Growing health and effectiveness

A blog centered around The Addington Method, leadership, culture, organizational clarity, faith issues, teams, Emotional Intelligence, personal growth, dysfunctional and healthy leaders, boards and governance, church boards, organizational and congregational cultures, staff alignment, intentional results and missions.
Showing posts with label kingdom hearts. Show all posts
Showing posts with label kingdom hearts. Show all posts

Monday, June 24, 2013

Measuring our hearts against God's heart

There is nothing that challenges me more than to understand the amazing heart of the eternal God and then measure my heart against His. Think about this:

While I find it so hard to forgive at times, He forgives easily and quickly because He does not want to live out of fellowship with us.

While I can tolerate injustice small and large, His heart is broken by the injustices that are so much a part of our fallen world.

While I can become deeply engrossed in my own ministry, His heart is for all ministries - His is a big and generous and non-parochial heart.

While I quibble over fine points of doctrine, He is driven that all men and women and children hear the Gospel and find a relationship with  Jesus.

While I am loyal to my denominational brand He cares for His whole Bride.

While I pray for my own needs, His heart is for the needs of a world gone wrong through sin with all the brokenness that comes with that fact.

While I can marginalize some people who are not like me, He sees every human being as made in His Image and equally worthy of His love. His heart never marginalizes anyone.

While I like to hang out with people who are respectable His heart is for the unrespectable as well - just look who He hung out with in the incarnation.

While there are people I would pass by, there is no-one He would pass by.

While I am impatient, critical and condemning of those who don't meet my standards, He is patient and gracious and forbearing.

Take a moment this week and consider where your heart is against His heart. His greatest goal for us is that His heart would become our heart. 

Saturday, February 23, 2013

Self interest or Kingdom interest


In Philippians 2:19, Paul makes a very interesting comment where he compares Timothy’s ministry motivation with the ministry motivation of others.

“I hope in the Lord Jesus to send Timothy to you soon, that I also may be cheered when I receive news about you. I have no one else like him, who takes a genuine interest in your welfare. For everyone looks out for his own interests, not those of Jesus Christ. But you know that Timothy has proved himself because as a son with his father he has served with me in the work of the gospel” (Philippians 2:19-22).

Paul uses two descriptors for Timothy. First, that he takes a genuine interest in the welfare of the Philippians – that is he really cared about them and their welfare. And then Paul contrasts that with the majority of people when he adds, “For everyone looks out for his own interests, not those of Jesus Christ.” That is a sobering statement! Are we like Timothy who takes a genuine interest in the welfare of others or like the majority who look primarily after their own interests?

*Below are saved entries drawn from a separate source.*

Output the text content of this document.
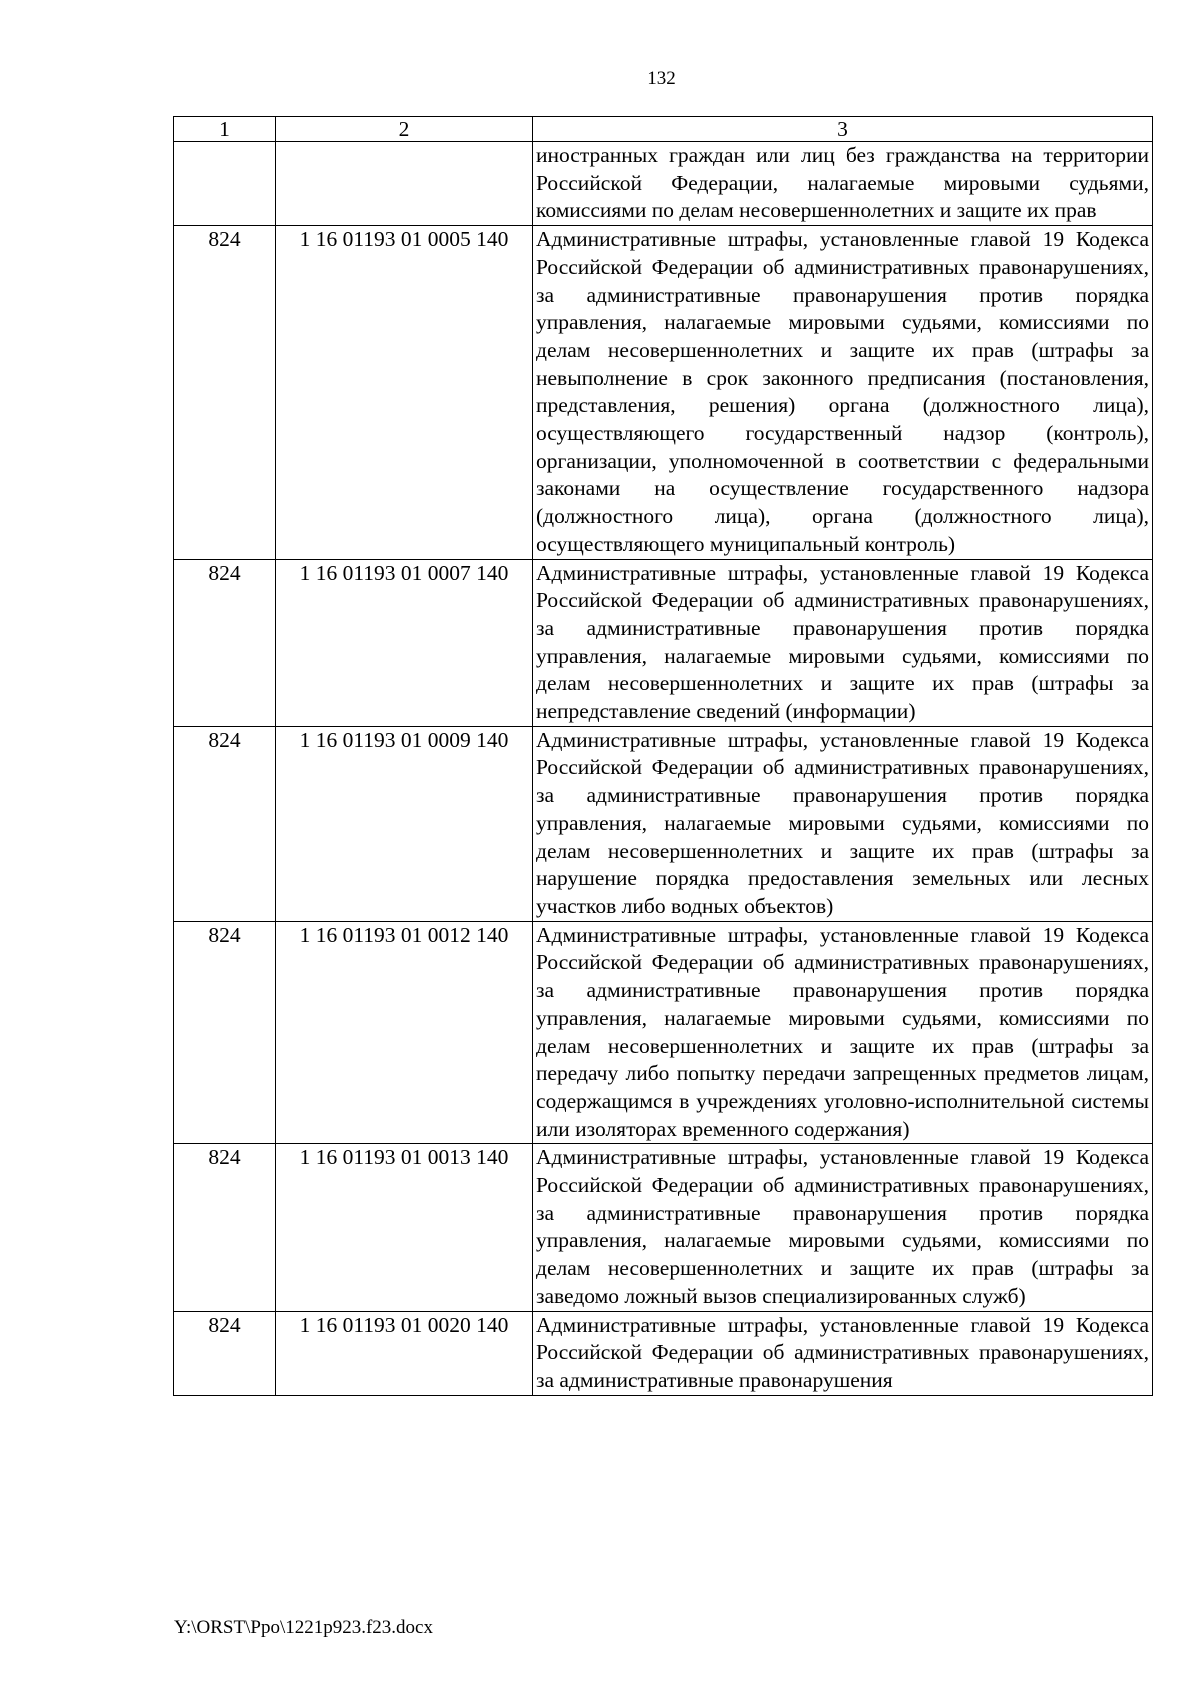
132
1	2	3
		иностранных граждан или лиц без гражданства на территории Российской Федерации, налагаемые мировыми судьями, комиссиями по делам несовершеннолетних и защите их прав
824	1 16 01193 01 0005 140	Административные штрафы, установленные главой 19 Кодекса Российской Федерации об административных правонарушениях, за административные правонарушения против порядка управления, налагаемые мировыми судьями, комиссиями по делам несовершеннолетних и защите их прав (штрафы за невыполнение в срок законного предписания (постановления, представления, решения) органа (должностного лица), осуществляющего государственный надзор (контроль), организации, уполномоченной в соответствии с федеральными законами на осуществление государственного надзора (должностного лица), органа (должностного лица), осуществляющего муниципальный контроль)
824	1 16 01193 01 0007 140	Административные штрафы, установленные главой 19 Кодекса Российской Федерации об административных правонарушениях, за административные правонарушения против порядка управления, налагаемые мировыми судьями, комиссиями по делам несовершеннолетних и защите их прав (штрафы за непредставление сведений (информации)
824	1 16 01193 01 0009 140	Административные штрафы, установленные главой 19 Кодекса Российской Федерации об административных правонарушениях, за административные правонарушения против порядка управления, налагаемые мировыми судьями, комиссиями по делам несовершеннолетних и защите их прав (штрафы за нарушение порядка предоставления земельных или лесных участков либо водных объектов)
824	1 16 01193 01 0012 140	Административные штрафы, установленные главой 19 Кодекса Российской Федерации об административных правонарушениях, за административные правонарушения против порядка управления, налагаемые мировыми судьями, комиссиями по делам несовершеннолетних и защите их прав (штрафы за передачу либо попытку передачи запрещенных предметов лицам, содержащимся в учреждениях уголовно-исполнительной системы или изоляторах временного содержания)
824	1 16 01193 01 0013 140	Административные штрафы, установленные главой 19 Кодекса Российской Федерации об административных правонарушениях, за административные правонарушения против порядка управления, налагаемые мировыми судьями, комиссиями по делам несовершеннолетних и защите их прав (штрафы за заведомо ложный вызов специализированных служб)
824	1 16 01193 01 0020 140	Административные штрафы, установленные главой 19 Кодекса Российской Федерации об административных правонарушениях, за административные правонарушения
Y:\ORST\Ppo\1221p923.f23.docx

The proof, says Paul has been Timothy’s partnership with Paul in the work of the gospel. Timothy has a track record of faithful ministry to others and a genuine interest in their spiritual welfare, and he was willing to serve under Paul as a young minister – a mark of followership and humility – rather than to carve out a name and a place for himself.

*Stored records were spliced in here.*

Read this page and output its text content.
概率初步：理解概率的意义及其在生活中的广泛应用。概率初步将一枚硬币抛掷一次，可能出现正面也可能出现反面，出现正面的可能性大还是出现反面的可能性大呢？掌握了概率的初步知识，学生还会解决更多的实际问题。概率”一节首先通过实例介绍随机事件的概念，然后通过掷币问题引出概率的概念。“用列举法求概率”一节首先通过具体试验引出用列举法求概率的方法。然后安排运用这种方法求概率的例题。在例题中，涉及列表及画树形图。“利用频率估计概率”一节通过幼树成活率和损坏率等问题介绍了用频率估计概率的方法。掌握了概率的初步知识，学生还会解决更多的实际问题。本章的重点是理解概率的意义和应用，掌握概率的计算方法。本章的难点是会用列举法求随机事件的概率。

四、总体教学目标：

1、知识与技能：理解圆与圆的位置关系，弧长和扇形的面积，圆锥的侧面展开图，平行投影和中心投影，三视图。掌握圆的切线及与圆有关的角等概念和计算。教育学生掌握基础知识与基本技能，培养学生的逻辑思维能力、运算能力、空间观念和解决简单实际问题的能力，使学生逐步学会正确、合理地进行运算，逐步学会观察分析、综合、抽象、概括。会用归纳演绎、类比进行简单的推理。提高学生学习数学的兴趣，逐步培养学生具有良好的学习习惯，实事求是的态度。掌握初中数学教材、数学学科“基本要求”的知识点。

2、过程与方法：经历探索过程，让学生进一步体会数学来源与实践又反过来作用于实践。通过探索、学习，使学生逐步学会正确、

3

The ministry world is full of people who are carving out names for themselves and under the guise of “ministry” are actually looking after their own interests, pursing their own dreams and doing their own thing rather than working under or with others for the spread of the gospel. And when it comes down to basic motivations it is really about them not others! Paul nails their motivation when he says they are not looking after the interests of Jesus Christ.

Paul’s comments cause me to ask myself today. What is my motivation? Is it “genuine” like Timothy’s or is it more about me than Him. Whose interests am I really looking after? The answer is often not how it looks on the outside but the motivation from the inside.